Europe - État de droit, COVID-19 et menaces hybrides: débat sur les conclusions du sommet européen d'octobre

Europe - État de droit, COVID-19 et menaces hybrides: débat sur les conclusions du sommet européen d'octobre

Europe - État de droit, COVID-19 et menaces hybrides: débat sur les conclusions du sommet européen d'octobre

Par UNION EUROPEENNE, le 24 Novembre 2021

 

Les députés ont exigé des mesures supplémentaires contre les pays violant l’État de droit et ont exprimé leur solidarité avec la Pologne, la Lettonie et la Lituanie lors d’un débat mardi.

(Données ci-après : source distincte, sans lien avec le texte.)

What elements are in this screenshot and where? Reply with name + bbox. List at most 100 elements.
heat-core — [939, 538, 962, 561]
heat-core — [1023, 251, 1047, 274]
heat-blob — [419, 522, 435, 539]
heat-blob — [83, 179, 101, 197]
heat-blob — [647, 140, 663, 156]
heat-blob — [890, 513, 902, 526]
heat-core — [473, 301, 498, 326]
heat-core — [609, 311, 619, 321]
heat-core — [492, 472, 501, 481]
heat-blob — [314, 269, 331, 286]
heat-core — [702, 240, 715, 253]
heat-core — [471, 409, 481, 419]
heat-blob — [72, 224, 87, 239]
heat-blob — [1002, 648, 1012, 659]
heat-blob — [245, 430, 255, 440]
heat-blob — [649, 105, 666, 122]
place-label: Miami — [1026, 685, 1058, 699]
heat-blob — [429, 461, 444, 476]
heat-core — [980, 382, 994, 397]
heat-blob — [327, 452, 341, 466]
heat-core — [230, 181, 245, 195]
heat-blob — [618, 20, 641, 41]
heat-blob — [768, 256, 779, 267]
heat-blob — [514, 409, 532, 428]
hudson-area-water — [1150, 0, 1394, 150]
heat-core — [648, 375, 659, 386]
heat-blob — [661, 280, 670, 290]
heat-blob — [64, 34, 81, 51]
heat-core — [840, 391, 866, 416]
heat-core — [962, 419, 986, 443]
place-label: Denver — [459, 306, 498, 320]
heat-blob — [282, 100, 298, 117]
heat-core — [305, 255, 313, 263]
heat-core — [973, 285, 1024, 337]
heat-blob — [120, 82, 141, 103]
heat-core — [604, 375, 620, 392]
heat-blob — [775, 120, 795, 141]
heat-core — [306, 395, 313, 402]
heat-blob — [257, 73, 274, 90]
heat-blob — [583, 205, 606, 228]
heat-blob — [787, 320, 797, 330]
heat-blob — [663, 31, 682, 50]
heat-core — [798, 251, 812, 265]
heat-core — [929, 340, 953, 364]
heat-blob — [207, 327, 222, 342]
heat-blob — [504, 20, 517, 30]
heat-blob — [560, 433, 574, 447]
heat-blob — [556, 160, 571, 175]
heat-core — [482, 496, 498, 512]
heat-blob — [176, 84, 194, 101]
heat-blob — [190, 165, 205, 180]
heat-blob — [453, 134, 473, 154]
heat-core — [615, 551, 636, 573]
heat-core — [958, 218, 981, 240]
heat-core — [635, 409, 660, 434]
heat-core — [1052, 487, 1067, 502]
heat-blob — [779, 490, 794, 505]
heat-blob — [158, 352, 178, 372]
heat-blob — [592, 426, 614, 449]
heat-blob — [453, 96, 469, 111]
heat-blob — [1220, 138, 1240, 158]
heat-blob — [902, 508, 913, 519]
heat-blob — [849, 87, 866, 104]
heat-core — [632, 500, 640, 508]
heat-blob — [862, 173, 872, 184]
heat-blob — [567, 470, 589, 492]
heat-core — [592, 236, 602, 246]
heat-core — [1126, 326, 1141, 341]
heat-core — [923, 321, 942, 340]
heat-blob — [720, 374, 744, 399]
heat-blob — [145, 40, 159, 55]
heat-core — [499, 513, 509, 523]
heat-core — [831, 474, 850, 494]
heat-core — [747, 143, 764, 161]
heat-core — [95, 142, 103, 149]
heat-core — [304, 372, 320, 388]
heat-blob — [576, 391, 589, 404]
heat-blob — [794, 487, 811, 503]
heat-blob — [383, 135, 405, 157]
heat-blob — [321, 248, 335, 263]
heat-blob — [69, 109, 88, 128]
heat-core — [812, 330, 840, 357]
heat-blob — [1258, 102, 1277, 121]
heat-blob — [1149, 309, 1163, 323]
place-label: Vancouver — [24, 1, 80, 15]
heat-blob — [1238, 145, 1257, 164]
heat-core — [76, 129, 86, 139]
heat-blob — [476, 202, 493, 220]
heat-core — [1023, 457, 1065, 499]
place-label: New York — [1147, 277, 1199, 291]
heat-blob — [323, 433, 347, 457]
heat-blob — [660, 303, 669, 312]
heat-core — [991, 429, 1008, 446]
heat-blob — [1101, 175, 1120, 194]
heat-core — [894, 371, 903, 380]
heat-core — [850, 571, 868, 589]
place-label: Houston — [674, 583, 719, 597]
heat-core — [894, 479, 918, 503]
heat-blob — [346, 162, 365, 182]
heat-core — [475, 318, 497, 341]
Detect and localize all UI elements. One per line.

Lors d’un débat avec les Présidents Charles Michel et Ursula von der Leyen évaluant les conclusions du Conseil européen des 21-22 octobre, les dirigeants de la plupart des groupes politiques du PE ont affirmé qu’il fallait faire plus pour traiter les attaques contre l’État de droit. Manfred Weber (PPE, DE) a jugé décevant que les procédures liées à l’article 7 n’aient pas été poursuivies. Iratxe García Pérez (S&D, ES) et Stéphane Séjourné (Renew Europe, FR) ont insisté pour que les plans de relance des pays en infraction soient rejetés.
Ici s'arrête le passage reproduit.